Town should pay for Holli Place upgrade

By Nancy DeVaux, who retired as Executive Director of the San Juan Community Home Trust in 2017, and is currently a member of the County Affordable Housing Committee.

Members of the Friday Harbor Town Council emphatically disagreed with public comments they received stating they don’t care about affordable housing. They do care, they say, and understand that affordable housing is a big priority.

Yet their comments expressed regarding an administrative appeal and variance request over additional requirements for the San Juan Community Home Trust to complete the Holliwalk neighborhood do not align with this stated support.

At the Feb. 15 town council meeting, the ball was kicked back to the Home Trust, voting on a variance that will require a bond and give the Trust four more years to fundraise another $200,000 for curbs, gutters and sidewalks along the former alley, Holli Place. This is in addition to the already completed upgrades along Price Street.

Permanently affordable housing should be recognized as an asset for the entire community. Holliwalk has restrictions that will keep these homes affordable for 99+ years. Shouldn’t the town be asking how it can contribute to the success of creating this high-priority community asset? Why not help seek solutions?

The biggest challenge in creating affordable housing is the herculean task of raising all the funds to pay for it. To build Holliwalk, (or any affordable housing project), major grants for that specific project must be applied for and local fundraising from individual donors is also needed to make it happen.

If the Home Trust had known that these street improvements were to be additional requirements, they could have included them in the budgets and grants they successfully raised to build this project.

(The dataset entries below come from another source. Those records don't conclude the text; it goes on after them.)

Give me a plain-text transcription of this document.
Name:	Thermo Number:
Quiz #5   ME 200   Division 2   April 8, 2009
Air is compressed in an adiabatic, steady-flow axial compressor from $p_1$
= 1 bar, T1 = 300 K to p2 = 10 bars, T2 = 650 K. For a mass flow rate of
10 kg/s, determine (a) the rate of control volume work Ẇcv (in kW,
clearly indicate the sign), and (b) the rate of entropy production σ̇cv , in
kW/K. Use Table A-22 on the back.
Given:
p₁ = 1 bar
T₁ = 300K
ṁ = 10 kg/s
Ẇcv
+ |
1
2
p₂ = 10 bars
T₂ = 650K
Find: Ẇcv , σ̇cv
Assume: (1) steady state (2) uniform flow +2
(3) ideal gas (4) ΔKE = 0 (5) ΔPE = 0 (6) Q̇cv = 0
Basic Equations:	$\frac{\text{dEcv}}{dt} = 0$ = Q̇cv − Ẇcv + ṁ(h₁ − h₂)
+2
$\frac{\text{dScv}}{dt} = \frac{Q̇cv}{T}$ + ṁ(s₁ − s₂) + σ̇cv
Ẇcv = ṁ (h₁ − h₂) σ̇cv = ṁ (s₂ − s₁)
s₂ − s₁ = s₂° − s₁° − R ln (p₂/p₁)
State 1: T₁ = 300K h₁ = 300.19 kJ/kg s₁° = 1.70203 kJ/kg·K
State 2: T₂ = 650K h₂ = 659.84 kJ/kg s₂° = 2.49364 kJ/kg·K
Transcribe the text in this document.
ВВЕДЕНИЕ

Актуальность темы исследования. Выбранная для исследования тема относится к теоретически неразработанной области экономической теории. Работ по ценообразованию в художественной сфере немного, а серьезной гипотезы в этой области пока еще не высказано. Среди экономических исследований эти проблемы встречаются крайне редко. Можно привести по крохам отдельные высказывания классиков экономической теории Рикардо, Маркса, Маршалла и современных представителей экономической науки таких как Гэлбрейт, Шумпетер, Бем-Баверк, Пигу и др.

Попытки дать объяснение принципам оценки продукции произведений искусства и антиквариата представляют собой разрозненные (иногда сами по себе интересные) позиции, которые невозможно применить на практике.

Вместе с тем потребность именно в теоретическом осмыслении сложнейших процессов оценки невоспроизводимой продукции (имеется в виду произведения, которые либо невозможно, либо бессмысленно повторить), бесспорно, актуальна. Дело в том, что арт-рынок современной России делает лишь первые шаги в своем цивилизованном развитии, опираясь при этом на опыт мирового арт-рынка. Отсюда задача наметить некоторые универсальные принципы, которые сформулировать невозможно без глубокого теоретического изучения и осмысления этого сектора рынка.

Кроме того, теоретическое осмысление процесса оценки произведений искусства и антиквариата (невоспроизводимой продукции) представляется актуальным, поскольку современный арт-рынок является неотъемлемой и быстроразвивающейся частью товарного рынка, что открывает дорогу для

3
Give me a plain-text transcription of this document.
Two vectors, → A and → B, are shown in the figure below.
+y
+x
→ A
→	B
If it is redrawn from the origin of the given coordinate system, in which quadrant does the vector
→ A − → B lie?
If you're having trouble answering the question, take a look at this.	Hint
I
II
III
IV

Now there will be significant fundraising required after the project was believed to be completed.

Unfortunately, the meeting grew heated when the Home Trust brought up the fact that their plans had been stamped multiple times for approval by the town, and the land use administrator blamed the Trust for accepting this decision “from somebody who didn’t have the authority to make it.” (One wonders why someone without the proper authority would be stamping permits?)

The Town Council should take accountability for their part in this error and compromise with the Home Trust by working with the existing permits/plans they’ve stamped.

Furthermore, looking past this administrative confusion, I question who should pay for new sidewalks in town? Who paid for the expansion and paving of Nash Street? Who paid for the new sidewalks along Tucker Ave? The Town obviously has access to funds for developing streets and sidewalks that do not rely on the fundraising efforts of nonprofit affordable housing organizations.

If the Town insists on developing this little dead-end street, that is often considered an alley, to the same standards as Spring Street, they really should pay for it. This would definitely be something concrete they could do to show their support for affordable housing.